No. I’m totally kidding. That’s me giving a speech at my sister’s wedding. I was nearly paralyzed with anxiety at the time.
An interesting fact about me is that yesterday as I was driving, an unidentified object flew out of the truck bed in front of me and crashed into my windshield. This happened right after I found Taylor Swift’s Trouble on a radio station after I had just gotten to listen to it on another station, so I was literally thinking, “How lucky can I get on one road trip?!” So this was a valuable lesson in the world re-balancing itself.
Another thing you should know is that I used to have an extra bone in my foot but had to get it removed after tripping over my own clog.
I work two jobs. I screen nursing home applicants and I’m a substance abuse counselor. Turns out it’s really hard to get people off of drugs. I’m still trying to figure that one out.
This is Doug:
Doug awkwardly put his arm around me at a party five years ago and then I backed out into a car trying to get away from him. But through a blurry series of events, we would eventually become lovers and I would follow him to Iowa so that he could pursue his dreams. And by “pursue his dreams,” I mean that one afternoon in college while he was skipping Italian class we would eat at Chipotle and between bites of steak tacos I would say, “You know, if you actually applied yourself you could go to grad school and become an English professor,” and he would say “Really?” and then proceed to miss his GRE date twice but ultimately get into a really good PhD program.

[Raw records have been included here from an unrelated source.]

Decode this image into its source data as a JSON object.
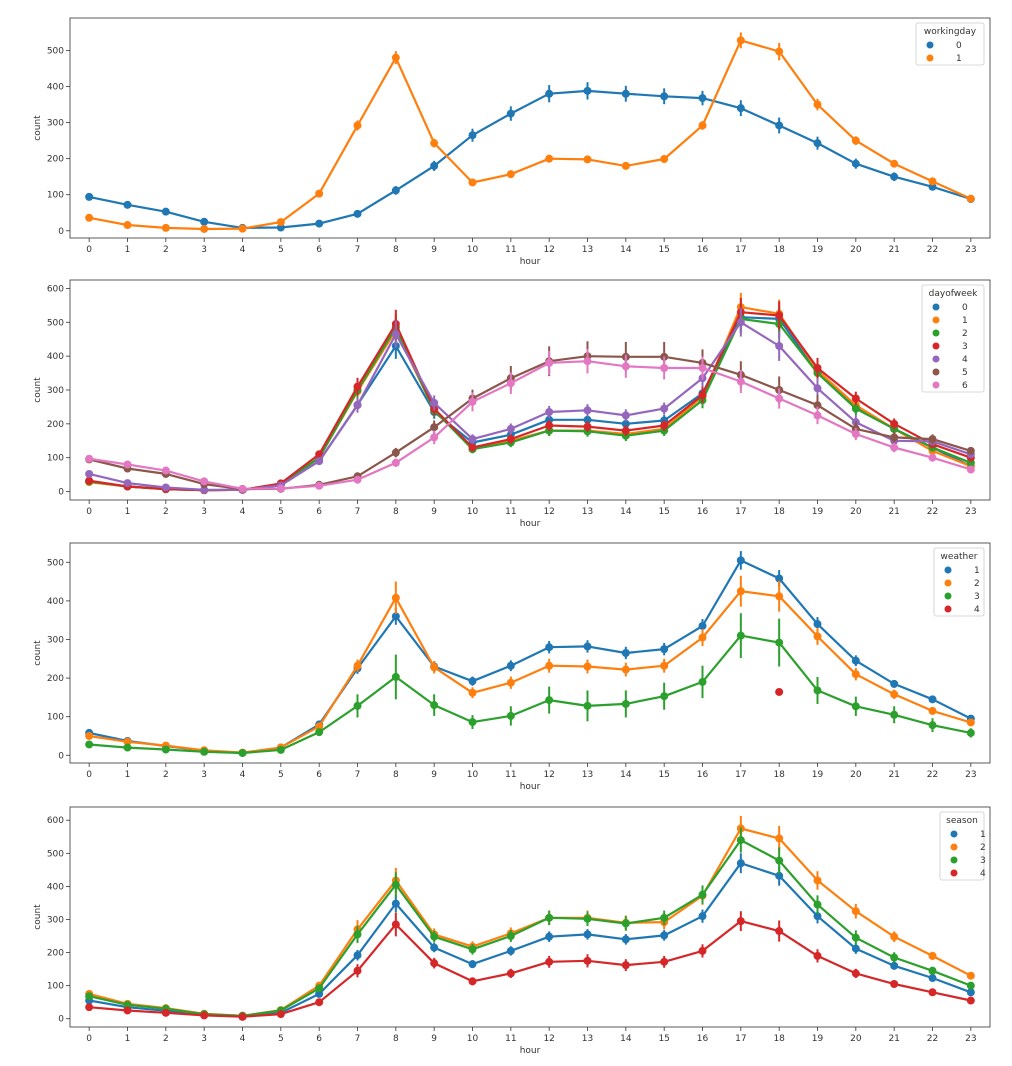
{
  "top_label": "hour",
  "chart_data": [
    {
      "type": "line",
      "x": [
        0,
        1,
        2,
        3,
        4,
        5,
        6,
        7,
        8,
        9,
        10,
        11,
        12,
        13,
        14,
        15,
        16,
        17,
        18,
        19,
        20,
        21,
        22,
        23
      ],
      "xlabel": "hour",
      "ylabel": "count",
      "ylim": [
        -20,
        590
      ],
      "yticks": [
        0,
        100,
        200,
        300,
        400,
        500
      ],
      "legend": {
        "title": "workingday",
        "position": "top-right"
      },
      "series": [
        {
          "name": "0",
          "color": "#1f77b4",
          "values": [
            94,
            72,
            53,
            25,
            8,
            9,
            20,
            47,
            112,
            180,
            265,
            325,
            380,
            388,
            380,
            373,
            368,
            340,
            292,
            243,
            186,
            150,
            122,
            88
          ],
          "errors": [
            8,
            6,
            5,
            4,
            2,
            3,
            4,
            6,
            12,
            14,
            18,
            20,
            24,
            24,
            22,
            22,
            20,
            22,
            22,
            18,
            14,
            12,
            10,
            8
          ]
        },
        {
          "name": "1",
          "color": "#ff7f0e",
          "values": [
            36,
            16,
            8,
            5,
            6,
            24,
            103,
            292,
            480,
            243,
            134,
            157,
            200,
            198,
            180,
            199,
            292,
            528,
            497,
            350,
            250,
            186,
            137,
            89
          ],
          "errors": [
            3,
            2,
            2,
            1,
            1,
            3,
            6,
            14,
            18,
            12,
            6,
            7,
            8,
            8,
            7,
            8,
            12,
            22,
            24,
            16,
            12,
            10,
            8,
            6
          ]
        }
      ]
    },
    {
      "type": "line",
      "x": [
        0,
        1,
        2,
        3,
        4,
        5,
        6,
        7,
        8,
        9,
        10,
        11,
        12,
        13,
        14,
        15,
        16,
        17,
        18,
        19,
        20,
        21,
        22,
        23
      ],
      "xlabel": "hour",
      "ylabel": "count",
      "ylim": [
        -25,
        625
      ],
      "yticks": [
        0,
        100,
        200,
        300,
        400,
        500,
        600
      ],
      "legend": {
        "title": "dayofweek",
        "position": "top-right"
      },
      "series": [
        {
          "name": "0",
          "color": "#1f77b4",
          "values": [
            29,
            15,
            8,
            4,
            5,
            20,
            90,
            256,
            430,
            235,
            145,
            168,
            212,
            212,
            200,
            210,
            290,
            515,
            510,
            352,
            250,
            185,
            130,
            75
          ],
          "errors": [
            3,
            2,
            1,
            1,
            1,
            2,
            8,
            22,
            38,
            20,
            12,
            14,
            16,
            16,
            16,
            16,
            24,
            40,
            40,
            30,
            20,
            16,
            12,
            8
          ]
        },
        {
          "name": "1",
          "color": "#ff7f0e",
          "values": [
            28,
            15,
            7,
            4,
            5,
            22,
            100,
            296,
            476,
            240,
            130,
            150,
            180,
            180,
            170,
            185,
            280,
            545,
            525,
            358,
            255,
            185,
            120,
            75
          ],
          "errors": [
            3,
            2,
            1,
            1,
            1,
            2,
            8,
            24,
            40,
            20,
            12,
            14,
            16,
            16,
            16,
            16,
            24,
            42,
            42,
            30,
            20,
            16,
            12,
            8
          ]
        },
        {
          "name": "2",
          "color": "#2ca02c",
          "values": [
            30,
            15,
            7,
            4,
            5,
            22,
            100,
            300,
            485,
            240,
            125,
            145,
            180,
            178,
            165,
            180,
            270,
            510,
            495,
            350,
            245,
            185,
            130,
            85
          ],
          "errors": [
            3,
            2,
            1,
            1,
            1,
            2,
            8,
            24,
            40,
            20,
            12,
            14,
            16,
            16,
            16,
            16,
            24,
            42,
            42,
            30,
            20,
            16,
            12,
            8
          ]
        },
        {
          "name": "3",
          "color": "#d62728",
          "values": [
            32,
            15,
            7,
            4,
            5,
            24,
            110,
            310,
            495,
            245,
            130,
            155,
            195,
            192,
            180,
            195,
            285,
            530,
            520,
            365,
            275,
            200,
            140,
            100
          ],
          "errors": [
            3,
            2,
            1,
            1,
            1,
            2,
            8,
            26,
            42,
            20,
            12,
            14,
            16,
            16,
            16,
            16,
            24,
            42,
            42,
            30,
            20,
            16,
            12,
            8
          ]
        },
        {
          "name": "4",
          "color": "#9467bd",
          "values": [
            52,
            25,
            12,
            5,
            5,
            18,
            90,
            255,
            465,
            262,
            155,
            185,
            235,
            240,
            225,
            245,
            335,
            500,
            430,
            305,
            205,
            150,
            148,
            110
          ],
          "errors": [
            5,
            3,
            2,
            1,
            1,
            2,
            8,
            22,
            40,
            22,
            14,
            16,
            18,
            18,
            18,
            18,
            26,
            42,
            44,
            30,
            20,
            14,
            12,
            10
          ]
        },
        {
          "name": "5",
          "color": "#8c564b",
          "values": [
            95,
            68,
            52,
            22,
            7,
            8,
            20,
            45,
            115,
            190,
            275,
            335,
            385,
            400,
            398,
            398,
            380,
            345,
            300,
            255,
            185,
            160,
            155,
            120
          ],
          "errors": [
            6,
            5,
            4,
            3,
            1,
            2,
            4,
            8,
            14,
            20,
            26,
            36,
            44,
            44,
            44,
            44,
            40,
            40,
            40,
            30,
            22,
            18,
            14,
            10
          ]
        },
        {
          "name": "6",
          "color": "#e377c2",
          "values": [
            97,
            80,
            62,
            30,
            8,
            9,
            17,
            35,
            85,
            160,
            265,
            320,
            380,
            385,
            370,
            365,
            365,
            325,
            275,
            225,
            170,
            130,
            100,
            65
          ],
          "errors": [
            6,
            5,
            4,
            3,
            1,
            2,
            4,
            6,
            12,
            20,
            28,
            32,
            36,
            36,
            34,
            34,
            34,
            34,
            30,
            26,
            18,
            14,
            10,
            8
          ]
        }
      ]
    },
    {
      "type": "line",
      "x": [
        0,
        1,
        2,
        3,
        4,
        5,
        6,
        7,
        8,
        9,
        10,
        11,
        12,
        13,
        14,
        15,
        16,
        17,
        18,
        19,
        20,
        21,
        22,
        23
      ],
      "xlabel": "hour",
      "ylabel": "count",
      "ylim": [
        -20,
        550
      ],
      "yticks": [
        0,
        100,
        200,
        300,
        400,
        500
      ],
      "legend": {
        "title": "weather",
        "position": "top-right"
      },
      "series": [
        {
          "name": "1",
          "color": "#1f77b4",
          "values": [
            58,
            37,
            24,
            12,
            6,
            20,
            80,
            225,
            360,
            230,
            192,
            232,
            280,
            282,
            265,
            275,
            335,
            505,
            458,
            340,
            245,
            185,
            145,
            95
          ],
          "errors": [
            5,
            3,
            2,
            1,
            1,
            2,
            6,
            14,
            22,
            14,
            12,
            14,
            16,
            16,
            16,
            16,
            18,
            24,
            22,
            18,
            14,
            10,
            8,
            6
          ]
        },
        {
          "name": "2",
          "color": "#ff7f0e",
          "values": [
            50,
            35,
            25,
            13,
            7,
            20,
            75,
            232,
            408,
            228,
            162,
            188,
            232,
            230,
            222,
            232,
            305,
            425,
            412,
            308,
            210,
            158,
            115,
            85
          ],
          "errors": [
            5,
            3,
            2,
            1,
            1,
            2,
            6,
            16,
            42,
            16,
            14,
            16,
            18,
            18,
            18,
            18,
            22,
            40,
            40,
            22,
            16,
            12,
            10,
            8
          ]
        },
        {
          "name": "3",
          "color": "#2ca02c",
          "values": [
            28,
            20,
            15,
            9,
            6,
            14,
            60,
            128,
            203,
            130,
            86,
            102,
            143,
            128,
            133,
            153,
            190,
            310,
            292,
            168,
            127,
            105,
            78,
            58
          ],
          "errors": [
            5,
            3,
            2,
            1,
            1,
            2,
            8,
            30,
            58,
            28,
            18,
            25,
            35,
            40,
            35,
            35,
            42,
            58,
            62,
            35,
            25,
            22,
            18,
            12
          ]
        },
        {
          "name": "4",
          "color": "#d62728",
          "values": [
            null,
            null,
            null,
            null,
            null,
            null,
            null,
            null,
            null,
            null,
            null,
            null,
            null,
            null,
            null,
            null,
            null,
            null,
            164,
            null,
            null,
            null,
            null,
            null
          ],
          "errors": [
            0,
            0,
            0,
            0,
            0,
            0,
            0,
            0,
            0,
            0,
            0,
            0,
            0,
            0,
            0,
            0,
            0,
            0,
            0,
            0,
            0,
            0,
            0,
            0
          ]
        }
      ]
    },
    {
      "type": "line",
      "x": [
        0,
        1,
        2,
        3,
        4,
        5,
        6,
        7,
        8,
        9,
        10,
        11,
        12,
        13,
        14,
        15,
        16,
        17,
        18,
        19,
        20,
        21,
        22,
        23
      ],
      "xlabel": "hour",
      "ylabel": "count",
      "ylim": [
        -25,
        640
      ],
      "yticks": [
        0,
        100,
        200,
        300,
        400,
        500,
        600
      ],
      "legend": {
        "title": "season",
        "position": "top-right"
      },
      "series": [
        {
          "name": "1",
          "color": "#1f77b4",
          "values": [
            55,
            35,
            24,
            12,
            6,
            18,
            75,
            192,
            348,
            215,
            165,
            205,
            248,
            255,
            240,
            252,
            310,
            470,
            432,
            310,
            212,
            160,
            123,
            80
          ],
          "errors": [
            4,
            3,
            2,
            1,
            1,
            2,
            6,
            16,
            26,
            14,
            12,
            14,
            16,
            16,
            16,
            16,
            20,
            30,
            30,
            22,
            16,
            12,
            10,
            8
          ]
        },
        {
          "name": "2",
          "color": "#ff7f0e",
          "values": [
            75,
            45,
            32,
            15,
            9,
            26,
            100,
            270,
            418,
            255,
            218,
            258,
            305,
            305,
            290,
            292,
            372,
            575,
            545,
            418,
            325,
            248,
            190,
            130
          ],
          "errors": [
            5,
            4,
            3,
            2,
            1,
            3,
            8,
            28,
            38,
            18,
            16,
            18,
            22,
            22,
            22,
            22,
            28,
            38,
            38,
            28,
            22,
            16,
            12,
            10
          ]
        },
        {
          "name": "3",
          "color": "#2ca02c",
          "values": [
            68,
            42,
            30,
            14,
            9,
            25,
            92,
            255,
            405,
            248,
            210,
            250,
            305,
            302,
            288,
            305,
            375,
            540,
            478,
            345,
            245,
            185,
            145,
            100
          ],
          "errors": [
            5,
            4,
            3,
            2,
            1,
            3,
            8,
            26,
            38,
            18,
            16,
            18,
            22,
            22,
            22,
            22,
            28,
            38,
            40,
            28,
            22,
            16,
            12,
            10
          ]
        },
        {
          "name": "4",
          "color": "#d62728",
          "values": [
            35,
            25,
            18,
            10,
            6,
            14,
            50,
            145,
            285,
            168,
            113,
            137,
            172,
            175,
            162,
            172,
            205,
            295,
            265,
            190,
            137,
            105,
            80,
            55
          ],
          "errors": [
            4,
            3,
            2,
            1,
            1,
            2,
            6,
            20,
            36,
            16,
            12,
            14,
            18,
            20,
            18,
            18,
            20,
            30,
            32,
            20,
            14,
            10,
            8,
            6
          ]
        }
      ]
    }
  ]
}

Doug has been gradually transforming into a cowboy ever since we got stranded in Montana last summer after totaling our car on our vacation to Yellowstone. His new wardrobe of cowboy hats, belt buckles, and boots really makes him stand out around Iowa. Recent reactions he has gotten around town include a toothless Mexican man saying, “Hey Papi! I love the sombrero, man,” a little girl at a museum saying, “Look Daddy! Is that man a cowboy?”, two college bros instantly changing their topic of conversation to how Arnold Schwarzenegger’s new movie is going to be a Western, and a rugged transient telling Doug that his totem animal must be a buffalo, because he “has the good energy of a water-carrying animal.”
This is Ketos:
Ketos was literally delivered to our doorstep by a deer. There had been a tornado the month before, on Friday the 13th, so my theory is that Ketos never had cat parents but was actually born out of the tornado. This would certainly explain why he is so bad. He truly might be Satan. Just this past week he was caught trying to pull off the Great Beef Jerky Heist of the century
This is Witten, aka Wittle Bean:
We intended to give her a more meaningful name but put it off so long that eventually we just started calling her Witten because it rhymes with kitten. She used to be sweet but has recently turned sour. I think Ketos has been giving her “How to Be Bad” lessons while we are asleep, because lately she has been removing everything from my bulletin board and eating the tacks. Or maybe Doug trained her to do that so she would get rid of the Chihuahua puppy calendar he hates.
I think that about sums it up. Any questions? I’m happy to have you all along for the ride!